Wednesday, December 5, 2012

MiiF Shareholder EGM (A Personal Glimpse)

Attended the MiiF EGM shareholder meeting yesterday. The main objectives are to increase number of directors to 9 and to vote on the nomination of three directors put forward by the two requisitioing shareholders owning close to 10% of the MiiF shares. The current board is advising shareholders to vote AGAINST the nomination of the three additional shareholders.

The end result is that the three nomintations were voted down in the ratio of about 40:60 while the resolution to increase the number of directorships to 9 was carried. However, I read from the SGX report that the actual number of keypad votes are quite different. In fact, if we go by keypad counts which reflect the proportion of people in the room, then the resolutions to nominate the three additional directors is greater than 50%. If we allow the people in the room to be representative of the number of shareholders out there in related proportion to the keypad votes, then it actually suggest that more people are unhappy with the way the current MiiF is running the show and wanted a change.

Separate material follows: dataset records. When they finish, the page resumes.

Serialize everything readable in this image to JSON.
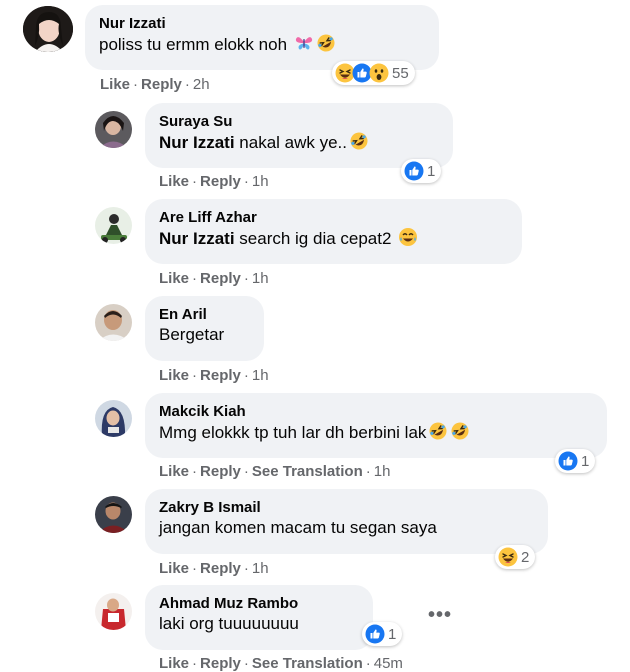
{
  "comments": [
    {
      "author": "Nur Izzati",
      "mention": "",
      "text": "poliss tu ermm elokk noh",
      "actions": [
        "Like",
        "Reply"
      ],
      "time": "2h",
      "reaction_count": "55"
    },
    {
      "author": "Suraya Su",
      "mention": "Nur Izzati",
      "text": " nakal awk ye..",
      "actions": [
        "Like",
        "Reply"
      ],
      "time": "1h",
      "reaction_count": "1"
    },
    {
      "author": "Are Liff Azhar",
      "mention": "Nur Izzati",
      "text": " search ig dia cepat2",
      "actions": [
        "Like",
        "Reply"
      ],
      "time": "1h",
      "reaction_count": ""
    },
    {
      "author": "En Aril",
      "mention": "",
      "text": "Bergetar",
      "actions": [
        "Like",
        "Reply"
      ],
      "time": "1h",
      "reaction_count": ""
    },
    {
      "author": "Makcik Kiah",
      "mention": "",
      "text": "Mmg elokkk tp tuh lar dh berbini lak",
      "actions": [
        "Like",
        "Reply",
        "See Translation"
      ],
      "time": "1h",
      "reaction_count": "1"
    },
    {
      "author": "Zakry B Ismail",
      "mention": "",
      "text": "jangan komen macam tu segan saya",
      "actions": [
        "Like",
        "Reply"
      ],
      "time": "1h",
      "reaction_count": "2"
    },
    {
      "author": "Ahmad Muz Rambo",
      "mention": "",
      "text": "laki org tuuuuuuuu",
      "actions": [
        "Like",
        "Reply",
        "See Translation"
      ],
      "time": "45m",
      "reaction_count": "1"
    }
  ],
  "icons": {
    "reaction_haha": "haha-emoji",
    "reaction_like": "like-icon",
    "reaction_wow": "wow-emoji",
    "more": "more-options-icon"
  },
  "colors": {
    "bubble": "#f0f2f5",
    "meta_text": "#65676b",
    "like_blue": "#1877f2",
    "emoji_yellow": "#fcc43f"
  }
}
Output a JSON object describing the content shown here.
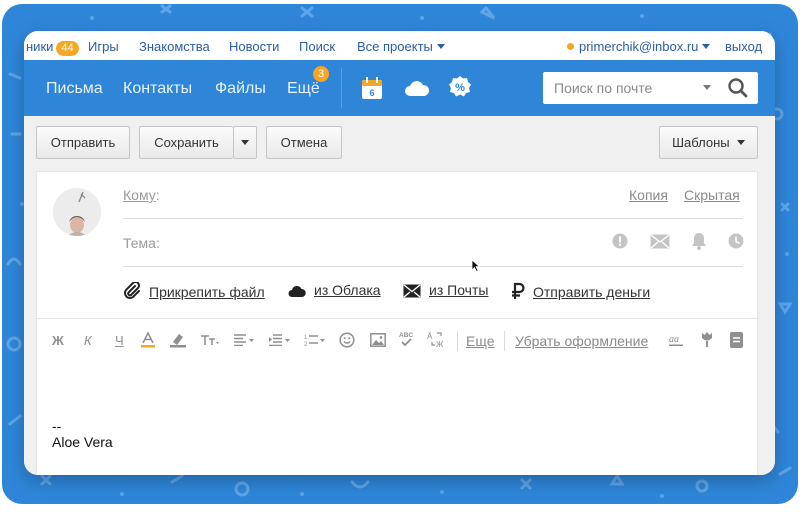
{
  "portal": {
    "items": [
      {
        "label": "ники",
        "badge": "44"
      },
      {
        "label": "Игры"
      },
      {
        "label": "Знакомства"
      },
      {
        "label": "Новости"
      },
      {
        "label": "Поиск"
      },
      {
        "label": "Все проекты"
      }
    ],
    "account": "primerchik@inbox.ru",
    "logout": "выход"
  },
  "nav": {
    "items": [
      "Письма",
      "Контакты",
      "Файлы",
      "Ещё"
    ],
    "more_badge": "3",
    "calendar_day": "6",
    "search_placeholder": "Поиск по почте"
  },
  "toolbar": {
    "send": "Отправить",
    "save": "Сохранить",
    "cancel": "Отмена",
    "templates": "Шаблоны"
  },
  "compose": {
    "to_label": "Кому",
    "to_colon": ":",
    "cc": "Копия",
    "bcc": "Скрытая",
    "subject_label": "Тема:",
    "attach": {
      "file": "Прикрепить файл",
      "cloud": "из Облака",
      "mail": "из Почты",
      "money": "Отправить деньги"
    },
    "format": {
      "bold": "Ж",
      "italic": "К",
      "underline": "Ч",
      "more": "Еще",
      "clear": "Убрать оформление"
    },
    "signature": [
      "--",
      "Aloe Vera"
    ]
  },
  "colors": {
    "accent": "#2f86d9",
    "badge": "#f5a623"
  }
}
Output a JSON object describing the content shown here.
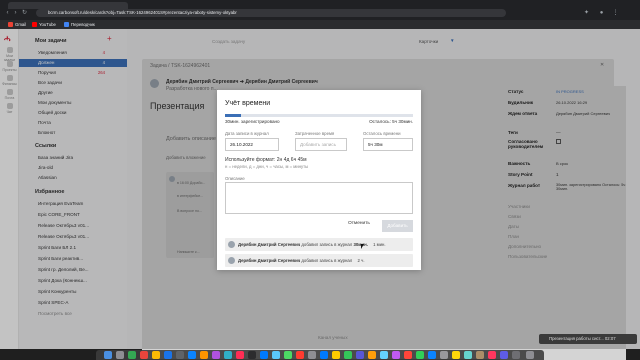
{
  "browser": {
    "url": "bcrm.carbonsoft.ru/desk/cards?obj=Task:TSK-1624962401S#prezentacziya-raboty-sistemy-oktyabr",
    "bookmarks": [
      {
        "label": "Gmail",
        "icon": "gmail-icon",
        "color": "#ea4335"
      },
      {
        "label": "YouTube",
        "icon": "youtube-icon",
        "color": "#ff0000"
      },
      {
        "label": "Переводчик",
        "icon": "translate-icon",
        "color": "#4285f4"
      }
    ]
  },
  "rail": {
    "items": [
      {
        "label": "Мои задачи",
        "icon": "tasks-icon"
      },
      {
        "label": "Проекты",
        "icon": "projects-icon"
      },
      {
        "label": "Финансы",
        "icon": "finance-icon"
      },
      {
        "label": "Почта",
        "icon": "mail-icon"
      },
      {
        "label": "Чат",
        "icon": "chat-icon"
      }
    ]
  },
  "sidebar": {
    "my_tasks_title": "Мои задачи",
    "items": [
      {
        "label": "Уведомления",
        "count": "4"
      },
      {
        "label": "Должен",
        "count": "4"
      },
      {
        "label": "Поручил",
        "count": "264"
      },
      {
        "label": "Все задачи",
        "count": ""
      },
      {
        "label": "Другие",
        "count": ""
      },
      {
        "label": "Мои документы",
        "count": ""
      },
      {
        "label": "Общей доски",
        "count": ""
      },
      {
        "label": "Почта",
        "count": ""
      },
      {
        "label": "Блокнот",
        "count": ""
      }
    ],
    "links_title": "Ссылки",
    "links": [
      "База знаний Jira",
      "Jira-old",
      "Atlassian"
    ],
    "favorites_title": "Избранное",
    "favorites": [
      "Интеграция EvaTeam",
      "Epic CORE_FRONT",
      "Release Октябрь3 v01...",
      "Release Октябрь3 v01...",
      "Sprint Баги БЛ 2.1",
      "Sprint Баги реактив...",
      "Sprint гр. Делолий, Ве...",
      "Sprint Дока (Коннекш...",
      "Sprint Конкуренты",
      "Sprint SPEC-A"
    ],
    "show_all": "Посмотреть все"
  },
  "topbar": {
    "create_placeholder": "Создать задачу",
    "cards_label": "Карточки"
  },
  "card": {
    "breadcrumb": "Задача  /  TSK-1624962401",
    "author_line": "Дерябин Дмитрий Сергеевич  ➔  Дерябин Дмитрий Сергеевич",
    "sub_line": "Разработка нового п...",
    "title": "Презентация",
    "add_desc": "Добавить описание",
    "add_attach": "Добавить вложение",
    "comment_author": "Дерябин Дмитрий Сергеевич",
    "comment_1": "в 16:00 Дорабо...",
    "comment_2": "в интерфейсе...",
    "comment_3": "В вопросе по...",
    "write_comment": "Напишите к..."
  },
  "right_panel": {
    "rows": [
      {
        "label": "Статус",
        "value": "IN PROGRESS"
      },
      {
        "label": "Будильник",
        "value": "26.10.2022 16:29"
      },
      {
        "label": "Ждем ответа",
        "value": "Дерябин Дмитрий Сергеевич"
      },
      {
        "label": "Теги",
        "value": "—"
      },
      {
        "label": "Согласовано руководителем",
        "value": ""
      },
      {
        "label": "Важность",
        "value": "В срок"
      },
      {
        "label": "Story Point",
        "value": "1"
      },
      {
        "label": "Журнал работ",
        "value": "30мин. зарегистрировано Осталось: 5ч 30мин."
      }
    ],
    "links": [
      "Участники",
      "Связи",
      "Даты",
      "План",
      "Дополнительно",
      "Пользовательские"
    ]
  },
  "modal": {
    "title": "Учёт времени",
    "progress_fraction": 0.083,
    "logged_text": "30мин. зарегистрировано",
    "remaining_text": "Осталось: 5ч 30мин.",
    "date_label": "Дата записи в журнал",
    "date_value": "26.10.2022",
    "spent_label": "Затраченное время",
    "spent_placeholder": "Добавить запись",
    "remain_label": "Осталось времени",
    "remain_value": "5ч 30м",
    "format_hint": "Используйте формат: 2н 4д 6ч 45м",
    "format_legend": "н = недели, д = дни, ч = часы, м = минуты",
    "desc_label": "Описание",
    "cancel_label": "Отменить",
    "add_label": "Добавить",
    "log_entries": [
      {
        "author": "Дерябин Дмитрий Сергеевич",
        "action": "добавил запись в журнал",
        "amount": "30мин.",
        "extra": "1 мин."
      },
      {
        "author": "Дерябин Дмитрий Сергеевич",
        "action": "добавил запись в журнал",
        "amount": "2 ч.",
        "extra": ""
      }
    ]
  },
  "footer": {
    "sub": "Канал ученых"
  },
  "notification": {
    "text": "Презентация работы сист... 02:07"
  }
}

I was there and you could  that the level of unhappiness with the board is quite pulsating.One shareholder virtually gave the chairman Heng Chiang Meng, an ex-PAP MP is dressing down. I find the board argument on keeping the dynamics of the board unchanged by having four independent directors and one nominated by the fund manager totally unconvincing. Independent directors exist to check on the bias of non-independent directors who repersented significant interests in the company. However, in MiiF case, non-independent directors are totally missing except for one nominated by the manager. Non-independent directors are needed because they represent substantial interests in the company and will have greater urgency to improve on the operating conditions of the company and share price. This is totally missing in MiiF. Whereas, independent directors tend to have too many directorships or even hold fulltime jobs, so they tend to devote only a small portion of their time to the company and lack genuine interest in the improvement of the company beyong collecting their directors fees and adding an extra line to their resume.
A composition of the board make up almost entirely by independent directors is in my opinion not good for the trust. A fine balance is needed and I do not find that in the current board which explain its underperformance.

I am disappointed the resolutions to add 3 non-indepndent directors were not carried.

Monday, December 3, 2012

Olam Bonds cum Warrants Rights Issue

Olam announced a renounceable bonds cum warrants right issue. It will offer 313 bonds at US$1 and 162 warrants with a execrcisable price of US$1.291 for every 1000 shares. The warrants are not exercisable fo the first three years. The bonds mature in 2018 and carry a interest rate of 6.75% with an initial issue price of 95%. Most importantly, Temasek undertake to take up 100% of any unsubscribed rights.

This means that olam will raise immediately US$750m in bond with a further US$500m if and when warrants are converted.

This exercise make Muddy Water offer to get Olam Debt rated meaningless as Olam can raise debt in double quick time even in time of stress. It also show that Olam has the 100% backing of Temasek.

For small shareholders, even if you do not take up the rights, it will not hurt you at this stage as the warrants are priced at $1.575 which is the current price. However, you may miss up on the upside later on.

By leveraging on Temasek, Olam share and bond price will be supported and shortist will most likely leave the market quietly. What is left for Olam is execution, execution and still execution.